Re: Do all Christians believe Jesus is God and or God's Son
Please correct me if I'm wrong in my understanding of nicence creed:
For millenia, through the messengers and prophets that He sent, God taught humans that God is ONE and then he also sent Jesus (pbuh), but after Jesus (pbuh) ascencion, 300+ years later, God is suddenly not ONE, but THREE in ONE.
God is and has always been Trinity, one in essence and undivided. The truth of the Trinity was only revealed in shadows and hints in the Old Testament- God only revealed it fully with the incarnation of the Son. The first full revelation of it was when Christ was baptized in the Jordan, and the voice of the Father was heard, and the Holy spirit descended upon the Son in the form of a dove.
The creed proclaimed by the Holy Fathers of Nicaea did not create any new doctrine but only confirmed in writing what had been taught by Christ and his apostles. For the first centuries of the Church most Christian doctrine remained unwritten, being passed by oral tradition, and was only later written down. The New Testament itself took a long time to be solidified and collected into one volume, and there was not full agreement as to exactly which books should be included. For example, there are some books such as the Shepherd of Hermas and the didache which were considered scripture by some Fathers but which did not end up in the final NT, though they are still considered profitable reading.
(On a side note, some secularists have recently claimed (e.g. Dan Brown in "The Da Vinci Code") that the New Testament canon was decided at Nicaea; in reality, the New Testament canon was not even an item on the agenda. The main goals of this council were: 1. Deciding the question of Arianism; 2. Resolving the calculation for Pascha. All parties involved already agreed on which books were scripture.)
The New Testament scriptures are the first parts of our tradition to be written down; later, in the face of heresies and misunderstandings, the Christian faith was further clarified in writing, through the works of the Holy Fathers, the creeds, the canons, and, perhaps most importantly, the hymns of the church. Many of our great theologians were also great hymnographers, and often the best expressions of Orthodox Christian belief are found in our hymns.
A beautiful ancient hymn, sung in every Orthodox liturgy, which is almost like a second creed, is the "Only-begotten Son":
Only-begotten Son and immortal Word of God, who for our salvation willed to be incarnate of the Holy Theotokos and Ever-Virgin Mary, who without change became man, and were crucified, O Christ our God, trampling down death by death, who are one of the Holy Trinity, glorified with the Father and the Holy Spirit- save us.

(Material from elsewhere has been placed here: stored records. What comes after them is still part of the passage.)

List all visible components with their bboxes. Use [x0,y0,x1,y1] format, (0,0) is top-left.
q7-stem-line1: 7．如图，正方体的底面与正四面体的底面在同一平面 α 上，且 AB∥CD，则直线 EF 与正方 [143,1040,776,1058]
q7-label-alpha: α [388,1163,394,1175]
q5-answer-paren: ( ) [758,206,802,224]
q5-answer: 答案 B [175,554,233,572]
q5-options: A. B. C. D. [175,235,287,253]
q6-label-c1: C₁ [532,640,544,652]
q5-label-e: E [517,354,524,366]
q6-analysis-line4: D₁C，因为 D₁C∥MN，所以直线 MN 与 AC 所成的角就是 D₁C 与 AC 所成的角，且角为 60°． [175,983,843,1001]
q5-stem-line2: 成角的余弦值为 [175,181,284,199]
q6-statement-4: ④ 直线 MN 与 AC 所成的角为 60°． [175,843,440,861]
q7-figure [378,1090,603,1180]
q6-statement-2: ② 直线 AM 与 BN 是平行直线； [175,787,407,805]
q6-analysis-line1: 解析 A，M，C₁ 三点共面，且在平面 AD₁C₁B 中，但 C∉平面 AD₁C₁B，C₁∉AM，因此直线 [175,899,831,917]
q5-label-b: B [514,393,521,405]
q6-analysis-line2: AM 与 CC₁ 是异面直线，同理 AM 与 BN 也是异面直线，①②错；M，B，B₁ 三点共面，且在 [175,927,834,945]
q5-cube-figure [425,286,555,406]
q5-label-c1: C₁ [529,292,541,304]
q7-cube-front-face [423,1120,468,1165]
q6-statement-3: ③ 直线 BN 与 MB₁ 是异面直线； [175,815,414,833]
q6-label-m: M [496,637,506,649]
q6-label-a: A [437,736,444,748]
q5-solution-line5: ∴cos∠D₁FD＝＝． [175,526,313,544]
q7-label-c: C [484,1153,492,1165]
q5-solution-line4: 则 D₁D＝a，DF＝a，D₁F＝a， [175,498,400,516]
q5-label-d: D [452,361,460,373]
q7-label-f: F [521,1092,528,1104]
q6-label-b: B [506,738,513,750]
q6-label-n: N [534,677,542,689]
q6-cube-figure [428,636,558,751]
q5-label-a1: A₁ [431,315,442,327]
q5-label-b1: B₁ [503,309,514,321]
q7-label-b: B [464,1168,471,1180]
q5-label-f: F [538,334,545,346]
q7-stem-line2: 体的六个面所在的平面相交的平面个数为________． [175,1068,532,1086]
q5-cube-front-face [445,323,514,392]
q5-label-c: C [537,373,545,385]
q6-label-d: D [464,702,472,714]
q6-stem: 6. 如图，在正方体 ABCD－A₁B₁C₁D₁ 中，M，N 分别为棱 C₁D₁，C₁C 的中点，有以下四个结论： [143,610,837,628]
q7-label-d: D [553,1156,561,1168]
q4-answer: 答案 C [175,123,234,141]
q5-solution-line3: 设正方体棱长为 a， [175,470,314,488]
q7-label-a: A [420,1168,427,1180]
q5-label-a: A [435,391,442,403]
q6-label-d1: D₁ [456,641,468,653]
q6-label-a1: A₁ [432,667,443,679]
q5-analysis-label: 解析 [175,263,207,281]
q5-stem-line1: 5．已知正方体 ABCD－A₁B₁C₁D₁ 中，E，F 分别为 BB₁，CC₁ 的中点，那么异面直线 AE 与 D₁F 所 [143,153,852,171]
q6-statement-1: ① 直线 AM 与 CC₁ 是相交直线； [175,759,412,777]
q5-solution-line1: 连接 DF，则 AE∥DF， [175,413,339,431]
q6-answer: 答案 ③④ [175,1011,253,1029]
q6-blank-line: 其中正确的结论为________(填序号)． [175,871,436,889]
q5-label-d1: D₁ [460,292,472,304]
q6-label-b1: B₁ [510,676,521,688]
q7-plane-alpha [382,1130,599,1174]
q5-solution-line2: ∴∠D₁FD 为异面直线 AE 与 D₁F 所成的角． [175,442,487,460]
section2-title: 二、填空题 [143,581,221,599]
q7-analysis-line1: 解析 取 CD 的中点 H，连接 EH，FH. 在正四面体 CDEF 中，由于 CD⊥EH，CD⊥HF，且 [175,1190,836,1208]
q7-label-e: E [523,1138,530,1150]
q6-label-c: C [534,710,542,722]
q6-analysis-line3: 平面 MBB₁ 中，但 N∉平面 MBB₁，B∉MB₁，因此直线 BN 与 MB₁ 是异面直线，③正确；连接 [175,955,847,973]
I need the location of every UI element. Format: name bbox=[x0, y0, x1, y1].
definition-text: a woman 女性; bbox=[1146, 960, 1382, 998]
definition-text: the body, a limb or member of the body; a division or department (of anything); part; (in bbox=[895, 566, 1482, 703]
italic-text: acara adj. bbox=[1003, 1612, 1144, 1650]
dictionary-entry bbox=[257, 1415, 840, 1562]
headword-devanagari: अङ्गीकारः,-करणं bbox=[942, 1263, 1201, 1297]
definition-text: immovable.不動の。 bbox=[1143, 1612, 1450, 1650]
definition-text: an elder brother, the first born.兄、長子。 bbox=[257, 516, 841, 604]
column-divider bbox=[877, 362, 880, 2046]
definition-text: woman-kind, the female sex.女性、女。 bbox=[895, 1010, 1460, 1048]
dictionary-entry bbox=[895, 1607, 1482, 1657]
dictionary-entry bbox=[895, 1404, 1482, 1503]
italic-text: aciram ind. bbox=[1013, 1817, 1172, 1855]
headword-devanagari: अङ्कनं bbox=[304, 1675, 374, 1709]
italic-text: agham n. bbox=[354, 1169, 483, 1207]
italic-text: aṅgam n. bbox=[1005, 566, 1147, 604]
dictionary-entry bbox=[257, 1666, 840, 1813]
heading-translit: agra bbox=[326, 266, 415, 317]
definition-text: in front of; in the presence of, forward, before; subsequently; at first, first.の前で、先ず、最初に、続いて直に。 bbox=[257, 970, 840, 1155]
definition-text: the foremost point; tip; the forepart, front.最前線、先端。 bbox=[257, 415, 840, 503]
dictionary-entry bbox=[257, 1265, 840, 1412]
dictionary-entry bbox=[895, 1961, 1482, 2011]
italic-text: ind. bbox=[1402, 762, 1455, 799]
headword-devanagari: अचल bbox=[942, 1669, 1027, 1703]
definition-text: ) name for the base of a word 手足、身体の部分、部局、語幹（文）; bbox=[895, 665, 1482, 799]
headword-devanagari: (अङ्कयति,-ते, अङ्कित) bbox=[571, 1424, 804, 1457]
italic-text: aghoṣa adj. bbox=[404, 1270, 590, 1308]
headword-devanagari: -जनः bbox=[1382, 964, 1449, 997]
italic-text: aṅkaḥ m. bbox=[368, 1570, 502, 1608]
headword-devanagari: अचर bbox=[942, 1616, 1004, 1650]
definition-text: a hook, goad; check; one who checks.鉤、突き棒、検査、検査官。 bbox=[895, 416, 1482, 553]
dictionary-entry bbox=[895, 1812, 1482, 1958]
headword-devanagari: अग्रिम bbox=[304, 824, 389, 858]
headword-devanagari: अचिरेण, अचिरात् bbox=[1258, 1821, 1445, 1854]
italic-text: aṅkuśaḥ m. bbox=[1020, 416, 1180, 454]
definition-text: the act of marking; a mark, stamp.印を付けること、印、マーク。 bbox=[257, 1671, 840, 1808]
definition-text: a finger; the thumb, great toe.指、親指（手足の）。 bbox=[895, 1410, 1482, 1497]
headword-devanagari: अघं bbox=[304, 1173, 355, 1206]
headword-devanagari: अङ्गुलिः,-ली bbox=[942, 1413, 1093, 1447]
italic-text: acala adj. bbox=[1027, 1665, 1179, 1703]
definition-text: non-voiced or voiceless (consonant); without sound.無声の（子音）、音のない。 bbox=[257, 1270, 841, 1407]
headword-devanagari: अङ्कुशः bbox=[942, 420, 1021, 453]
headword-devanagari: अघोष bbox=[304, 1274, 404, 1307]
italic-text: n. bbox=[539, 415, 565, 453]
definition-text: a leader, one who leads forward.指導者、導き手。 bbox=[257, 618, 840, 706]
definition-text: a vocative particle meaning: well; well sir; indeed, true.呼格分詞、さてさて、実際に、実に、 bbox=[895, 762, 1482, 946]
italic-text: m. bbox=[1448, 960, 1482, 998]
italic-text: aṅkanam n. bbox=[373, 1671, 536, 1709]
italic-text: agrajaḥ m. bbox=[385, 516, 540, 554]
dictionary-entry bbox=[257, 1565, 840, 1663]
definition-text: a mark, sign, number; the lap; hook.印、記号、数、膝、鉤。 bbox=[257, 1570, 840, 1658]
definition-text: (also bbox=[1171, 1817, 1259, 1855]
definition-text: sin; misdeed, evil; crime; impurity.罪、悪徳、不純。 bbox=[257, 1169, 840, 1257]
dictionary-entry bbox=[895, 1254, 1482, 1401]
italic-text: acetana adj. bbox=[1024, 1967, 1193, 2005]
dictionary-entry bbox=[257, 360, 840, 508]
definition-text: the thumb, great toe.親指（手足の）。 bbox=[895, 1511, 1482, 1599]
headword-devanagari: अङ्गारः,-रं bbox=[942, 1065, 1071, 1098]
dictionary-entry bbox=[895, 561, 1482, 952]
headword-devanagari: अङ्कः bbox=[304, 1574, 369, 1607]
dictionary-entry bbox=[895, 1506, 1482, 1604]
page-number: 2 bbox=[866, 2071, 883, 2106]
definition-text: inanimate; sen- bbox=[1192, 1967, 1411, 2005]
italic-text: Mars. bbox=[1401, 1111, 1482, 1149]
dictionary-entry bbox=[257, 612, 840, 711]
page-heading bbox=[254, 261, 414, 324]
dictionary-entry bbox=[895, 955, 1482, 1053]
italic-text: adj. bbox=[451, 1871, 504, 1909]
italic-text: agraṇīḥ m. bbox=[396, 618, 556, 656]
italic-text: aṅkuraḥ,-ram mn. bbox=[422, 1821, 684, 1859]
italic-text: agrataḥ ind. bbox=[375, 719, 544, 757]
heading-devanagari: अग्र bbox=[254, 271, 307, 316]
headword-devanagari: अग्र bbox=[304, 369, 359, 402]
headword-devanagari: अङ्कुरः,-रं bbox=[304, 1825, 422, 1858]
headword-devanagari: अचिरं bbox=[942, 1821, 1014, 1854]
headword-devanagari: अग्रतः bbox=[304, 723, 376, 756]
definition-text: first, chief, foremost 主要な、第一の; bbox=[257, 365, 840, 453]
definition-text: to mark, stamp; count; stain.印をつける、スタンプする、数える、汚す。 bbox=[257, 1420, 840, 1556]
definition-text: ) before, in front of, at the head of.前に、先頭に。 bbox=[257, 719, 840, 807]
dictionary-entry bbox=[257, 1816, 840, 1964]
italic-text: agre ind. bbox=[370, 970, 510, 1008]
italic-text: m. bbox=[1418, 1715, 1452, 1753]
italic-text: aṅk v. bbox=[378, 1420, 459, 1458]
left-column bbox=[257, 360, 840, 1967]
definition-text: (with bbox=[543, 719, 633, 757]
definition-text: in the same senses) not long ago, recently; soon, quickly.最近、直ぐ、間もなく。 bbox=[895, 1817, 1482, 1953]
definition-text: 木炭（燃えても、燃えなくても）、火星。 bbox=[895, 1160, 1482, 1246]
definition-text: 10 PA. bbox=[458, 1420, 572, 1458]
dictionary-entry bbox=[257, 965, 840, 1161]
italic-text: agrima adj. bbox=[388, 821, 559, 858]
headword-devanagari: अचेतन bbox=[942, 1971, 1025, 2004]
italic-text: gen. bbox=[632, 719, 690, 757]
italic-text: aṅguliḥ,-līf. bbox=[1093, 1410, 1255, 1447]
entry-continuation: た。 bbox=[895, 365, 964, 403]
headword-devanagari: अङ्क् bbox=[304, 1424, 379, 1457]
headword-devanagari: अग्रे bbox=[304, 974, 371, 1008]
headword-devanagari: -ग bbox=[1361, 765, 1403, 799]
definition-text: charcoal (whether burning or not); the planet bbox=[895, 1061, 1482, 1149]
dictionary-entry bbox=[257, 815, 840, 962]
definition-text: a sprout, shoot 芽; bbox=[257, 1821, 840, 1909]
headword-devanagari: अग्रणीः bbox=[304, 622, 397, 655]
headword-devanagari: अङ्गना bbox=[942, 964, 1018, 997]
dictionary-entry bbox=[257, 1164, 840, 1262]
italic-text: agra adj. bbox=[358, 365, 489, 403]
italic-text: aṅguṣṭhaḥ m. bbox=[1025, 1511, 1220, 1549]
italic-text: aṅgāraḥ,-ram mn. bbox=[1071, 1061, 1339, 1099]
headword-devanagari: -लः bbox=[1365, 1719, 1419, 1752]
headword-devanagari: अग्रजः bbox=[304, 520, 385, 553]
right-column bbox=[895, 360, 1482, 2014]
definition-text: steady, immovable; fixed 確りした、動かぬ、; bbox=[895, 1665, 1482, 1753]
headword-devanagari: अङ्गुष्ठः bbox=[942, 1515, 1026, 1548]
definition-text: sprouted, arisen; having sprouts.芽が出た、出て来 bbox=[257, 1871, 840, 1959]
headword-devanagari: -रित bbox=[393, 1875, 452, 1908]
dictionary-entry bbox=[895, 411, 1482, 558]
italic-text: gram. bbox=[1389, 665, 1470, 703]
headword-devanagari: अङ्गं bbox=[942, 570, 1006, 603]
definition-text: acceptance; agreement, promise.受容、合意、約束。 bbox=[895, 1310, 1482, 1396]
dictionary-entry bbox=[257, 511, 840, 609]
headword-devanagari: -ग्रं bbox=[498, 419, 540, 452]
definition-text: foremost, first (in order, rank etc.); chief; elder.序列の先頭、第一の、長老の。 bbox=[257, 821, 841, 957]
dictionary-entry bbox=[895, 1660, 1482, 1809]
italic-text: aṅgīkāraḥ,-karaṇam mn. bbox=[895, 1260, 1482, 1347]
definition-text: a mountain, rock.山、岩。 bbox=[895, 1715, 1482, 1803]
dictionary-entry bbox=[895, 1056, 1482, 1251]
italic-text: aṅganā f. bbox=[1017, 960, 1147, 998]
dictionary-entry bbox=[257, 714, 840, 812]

Christianity was never simply a "book" religion, though this is what some Protestant reformers have attempted to make of it. Christian teaching was always drawn from a combination of scripture and tradition. The fathomless depths of scripture could never be interpreted in isolation or solely through the application of human reason, but with the guidance of bishops, elders, and other teachers, the Church as a whole, and ultimately the Holy Spirit. In the dark period of Soviet atheism which produced so many martyrs, it was often illiterate grandmothers who were the best guardians of the faith, when priests and bishops could not act or even betrayed the Church, and this illustrates well the power of Tradition in God's Church.
A final point: Christ went to his death
voluntarily, though not without the very human aversion to death. So he says to the Father, in the garden: "If it be your will, let this cup pass from me. But not my will, but yours be done." So, while he had the natural fear of death in his human nature, he overcame it by his submission to the Father and gave us all an example of bowing to the will of God. So he ascended the cross willingly and accomplished the greatest act of love in history. Glory to God.